Arena TV's mobile uses an all-IP infrastructure, the first AIMS truck?
IP networks have been at the heart of many broadcast operations for two decades and more. Editing uses commodity workstations and IP networks, as do playout operations. But live production has, until recently, been the preserve of SDI. The advances in IT, driven by the data centers that power the cloud, and the general move to virtualization, brings benefits that now make live, real-time broadcast operations possible in an all-IP environment. There is gathering momentum to consider IP-connected broadcast equipment instead of the tried and tested SDI, which has served the industry well since the introduction of digital video.

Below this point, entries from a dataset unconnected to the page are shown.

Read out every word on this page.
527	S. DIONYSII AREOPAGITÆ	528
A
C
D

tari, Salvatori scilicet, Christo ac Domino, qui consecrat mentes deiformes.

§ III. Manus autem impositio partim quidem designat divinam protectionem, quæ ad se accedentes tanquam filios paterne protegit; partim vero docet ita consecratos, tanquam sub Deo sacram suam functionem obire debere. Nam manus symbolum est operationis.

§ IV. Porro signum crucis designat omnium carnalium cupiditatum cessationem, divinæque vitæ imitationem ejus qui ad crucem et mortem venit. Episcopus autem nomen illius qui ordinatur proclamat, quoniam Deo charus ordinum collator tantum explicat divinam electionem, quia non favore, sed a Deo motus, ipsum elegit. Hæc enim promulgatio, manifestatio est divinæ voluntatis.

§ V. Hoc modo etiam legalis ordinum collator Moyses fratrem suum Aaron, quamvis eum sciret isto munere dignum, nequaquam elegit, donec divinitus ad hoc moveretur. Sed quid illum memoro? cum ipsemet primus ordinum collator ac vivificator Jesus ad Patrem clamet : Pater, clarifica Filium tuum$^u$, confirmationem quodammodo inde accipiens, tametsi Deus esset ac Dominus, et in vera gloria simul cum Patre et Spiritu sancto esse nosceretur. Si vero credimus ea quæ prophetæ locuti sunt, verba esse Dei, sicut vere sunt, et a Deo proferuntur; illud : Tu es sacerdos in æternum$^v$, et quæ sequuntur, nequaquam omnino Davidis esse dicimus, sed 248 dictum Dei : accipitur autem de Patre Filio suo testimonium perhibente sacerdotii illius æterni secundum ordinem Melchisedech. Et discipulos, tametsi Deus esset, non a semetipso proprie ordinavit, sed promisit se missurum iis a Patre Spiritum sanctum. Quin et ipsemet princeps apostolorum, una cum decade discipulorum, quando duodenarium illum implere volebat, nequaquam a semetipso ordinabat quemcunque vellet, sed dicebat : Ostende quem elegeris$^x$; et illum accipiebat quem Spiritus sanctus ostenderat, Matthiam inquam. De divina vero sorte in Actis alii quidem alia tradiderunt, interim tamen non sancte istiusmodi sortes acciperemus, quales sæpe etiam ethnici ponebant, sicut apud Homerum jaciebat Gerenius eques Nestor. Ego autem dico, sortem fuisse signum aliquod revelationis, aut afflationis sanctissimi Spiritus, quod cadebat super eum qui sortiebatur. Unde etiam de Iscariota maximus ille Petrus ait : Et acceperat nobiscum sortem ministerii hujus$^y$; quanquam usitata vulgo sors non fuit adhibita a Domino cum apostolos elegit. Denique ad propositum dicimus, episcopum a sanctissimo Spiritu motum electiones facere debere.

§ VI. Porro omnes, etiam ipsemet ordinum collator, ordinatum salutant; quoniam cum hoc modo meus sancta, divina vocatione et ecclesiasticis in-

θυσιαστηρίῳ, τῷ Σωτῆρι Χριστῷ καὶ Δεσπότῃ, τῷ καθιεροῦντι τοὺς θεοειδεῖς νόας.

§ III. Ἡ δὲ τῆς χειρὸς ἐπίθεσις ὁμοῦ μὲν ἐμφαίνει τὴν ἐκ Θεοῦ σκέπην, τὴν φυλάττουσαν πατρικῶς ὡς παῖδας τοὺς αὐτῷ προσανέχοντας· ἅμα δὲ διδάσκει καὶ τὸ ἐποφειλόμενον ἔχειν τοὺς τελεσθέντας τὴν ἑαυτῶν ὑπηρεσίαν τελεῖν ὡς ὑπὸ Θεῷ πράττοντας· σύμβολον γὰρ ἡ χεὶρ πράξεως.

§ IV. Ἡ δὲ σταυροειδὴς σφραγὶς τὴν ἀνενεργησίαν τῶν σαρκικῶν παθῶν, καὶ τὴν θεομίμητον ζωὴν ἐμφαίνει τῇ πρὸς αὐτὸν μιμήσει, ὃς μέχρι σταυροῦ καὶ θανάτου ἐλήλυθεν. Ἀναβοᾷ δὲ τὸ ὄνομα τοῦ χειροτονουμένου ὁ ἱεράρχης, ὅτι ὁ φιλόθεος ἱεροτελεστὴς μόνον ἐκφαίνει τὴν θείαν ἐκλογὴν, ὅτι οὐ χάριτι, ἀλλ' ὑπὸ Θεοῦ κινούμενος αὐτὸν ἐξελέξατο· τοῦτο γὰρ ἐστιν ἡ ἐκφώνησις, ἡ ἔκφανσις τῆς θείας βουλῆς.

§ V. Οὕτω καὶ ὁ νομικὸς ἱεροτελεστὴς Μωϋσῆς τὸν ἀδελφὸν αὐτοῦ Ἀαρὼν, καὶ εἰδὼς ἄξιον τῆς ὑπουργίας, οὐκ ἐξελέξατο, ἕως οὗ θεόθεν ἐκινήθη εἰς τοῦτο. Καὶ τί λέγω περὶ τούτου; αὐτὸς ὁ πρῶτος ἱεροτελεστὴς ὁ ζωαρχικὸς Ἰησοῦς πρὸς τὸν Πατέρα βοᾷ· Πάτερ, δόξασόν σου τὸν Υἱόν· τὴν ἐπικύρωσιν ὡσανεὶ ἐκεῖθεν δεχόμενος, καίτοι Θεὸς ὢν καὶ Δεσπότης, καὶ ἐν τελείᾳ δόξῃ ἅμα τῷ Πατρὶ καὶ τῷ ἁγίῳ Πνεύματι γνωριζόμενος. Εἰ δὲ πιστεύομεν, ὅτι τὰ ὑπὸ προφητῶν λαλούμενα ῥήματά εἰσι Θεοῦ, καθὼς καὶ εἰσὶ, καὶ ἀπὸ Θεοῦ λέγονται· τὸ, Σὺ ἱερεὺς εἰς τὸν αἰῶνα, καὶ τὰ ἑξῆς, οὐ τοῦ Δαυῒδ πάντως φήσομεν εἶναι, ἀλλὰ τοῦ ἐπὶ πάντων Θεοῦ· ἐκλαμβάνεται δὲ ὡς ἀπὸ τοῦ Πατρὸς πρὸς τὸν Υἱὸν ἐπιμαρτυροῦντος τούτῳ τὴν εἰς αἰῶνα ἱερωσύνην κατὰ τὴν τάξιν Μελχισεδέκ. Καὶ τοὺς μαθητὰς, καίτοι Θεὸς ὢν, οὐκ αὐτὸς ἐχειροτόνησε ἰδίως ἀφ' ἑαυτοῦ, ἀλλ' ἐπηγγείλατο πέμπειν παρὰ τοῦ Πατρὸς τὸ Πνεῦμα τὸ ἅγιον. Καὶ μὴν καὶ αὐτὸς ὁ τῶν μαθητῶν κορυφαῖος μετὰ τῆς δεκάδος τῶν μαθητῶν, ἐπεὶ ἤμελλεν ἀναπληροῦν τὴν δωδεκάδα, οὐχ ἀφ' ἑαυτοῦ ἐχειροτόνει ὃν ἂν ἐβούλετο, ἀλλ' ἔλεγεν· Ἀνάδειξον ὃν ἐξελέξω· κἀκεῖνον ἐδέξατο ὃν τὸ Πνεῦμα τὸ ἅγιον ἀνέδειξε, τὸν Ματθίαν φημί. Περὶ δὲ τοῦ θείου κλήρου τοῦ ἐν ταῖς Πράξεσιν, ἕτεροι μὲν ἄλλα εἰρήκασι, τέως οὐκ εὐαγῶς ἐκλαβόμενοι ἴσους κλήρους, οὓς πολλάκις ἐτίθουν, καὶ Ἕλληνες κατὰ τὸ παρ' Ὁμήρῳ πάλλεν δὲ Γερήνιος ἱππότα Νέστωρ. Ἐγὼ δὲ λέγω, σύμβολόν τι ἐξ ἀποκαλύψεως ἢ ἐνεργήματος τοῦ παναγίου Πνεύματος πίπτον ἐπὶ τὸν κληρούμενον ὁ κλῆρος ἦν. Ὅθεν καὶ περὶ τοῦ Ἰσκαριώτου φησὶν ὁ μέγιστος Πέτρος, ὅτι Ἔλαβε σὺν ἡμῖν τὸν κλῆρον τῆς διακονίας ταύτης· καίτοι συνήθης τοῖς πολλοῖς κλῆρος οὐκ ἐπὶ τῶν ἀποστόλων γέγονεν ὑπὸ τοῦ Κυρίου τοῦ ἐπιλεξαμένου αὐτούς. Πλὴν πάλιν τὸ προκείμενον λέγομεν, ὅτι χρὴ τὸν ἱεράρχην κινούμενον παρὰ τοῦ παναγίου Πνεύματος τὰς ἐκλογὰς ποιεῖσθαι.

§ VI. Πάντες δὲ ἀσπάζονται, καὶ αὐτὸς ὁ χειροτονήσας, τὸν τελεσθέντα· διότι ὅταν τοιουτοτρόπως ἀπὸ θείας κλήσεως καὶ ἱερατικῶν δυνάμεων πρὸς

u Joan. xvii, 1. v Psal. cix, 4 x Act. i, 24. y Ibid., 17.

The outside broadcast vehicle is an ideal place to start with IP operations. For one, they are a manageable scale when compared with the rebuild of an entire broadcasting center.
Live UHD broadcasts are already a reality for some OTT providers. Over-the-air broadcast will follow, once all the transmission issues have been resolved. Mobile operators are at the vanguard of UHD coverage, with sports being the driver.
Moving to all-IP radically changes the landscape. IP switches are a fraction of the size of SDI routers. The number of interconnecting cables is reduced. One 10G Ethernet connection can carry three 3G-SDI circuits, HD or compressed UHD. Multi-channel audio, communications and control can share Ethernet connections, simplifying connections to remote commentary boxes and the like.
Moving from SDI to IP offers an alternative which decouples the intimate connection between coding systems and the electrical interface that we have with SDI standards.
IP connections are duplex (bidirectional). Stage boxes can use a single Ethernet fiber to carry the inputs and outputs. The physical layer carrying the IP data is generally Ethernet. This can be twisted cable pairs, or fiber for higher data rates (10Gb and more) and long cable runs.
Ideally, the move to IP should lower costs, provide same facilities as SDI systems, and offer new possibilities.
Advantages for mobile
An IP infrastructure brings a scalability and flexibility to a truck that is not possible with an SDI system. Scale means IP can be used to build a large 32-camera truck.
Flexibility means a truck can be used for an HD production one day, and UHD the next without the need for time-consuming reconfiguration. For mobile operators, reconfiguration time is down time.
Format and standards upgrades can be made through software changes rather than re-cabling. As standards evolve, the operator can move from embedded audio to elemental streams without major hardware changes.
IP is On-air
IP trucks are on-air now, they are field-proven and being used to cover prestigious sporting events, where gear failure is not an option. IP infrastructure has been demonstrated to be a lighter weight, especially when compared with a quad-link UHD system. The commodity Ethernet switches and routers are designed for the high performance demands of today’s enterprise data centers. The scale of manufacture, and the pace of change means 40Gb and 100Gb equipment is becoming more affordable, with 10Gb being a step on the road.
IP in broadcast is no longer a science experiment. It offers real advantages, without necessitating changes to the operators’ familiar facilities and control surfaces.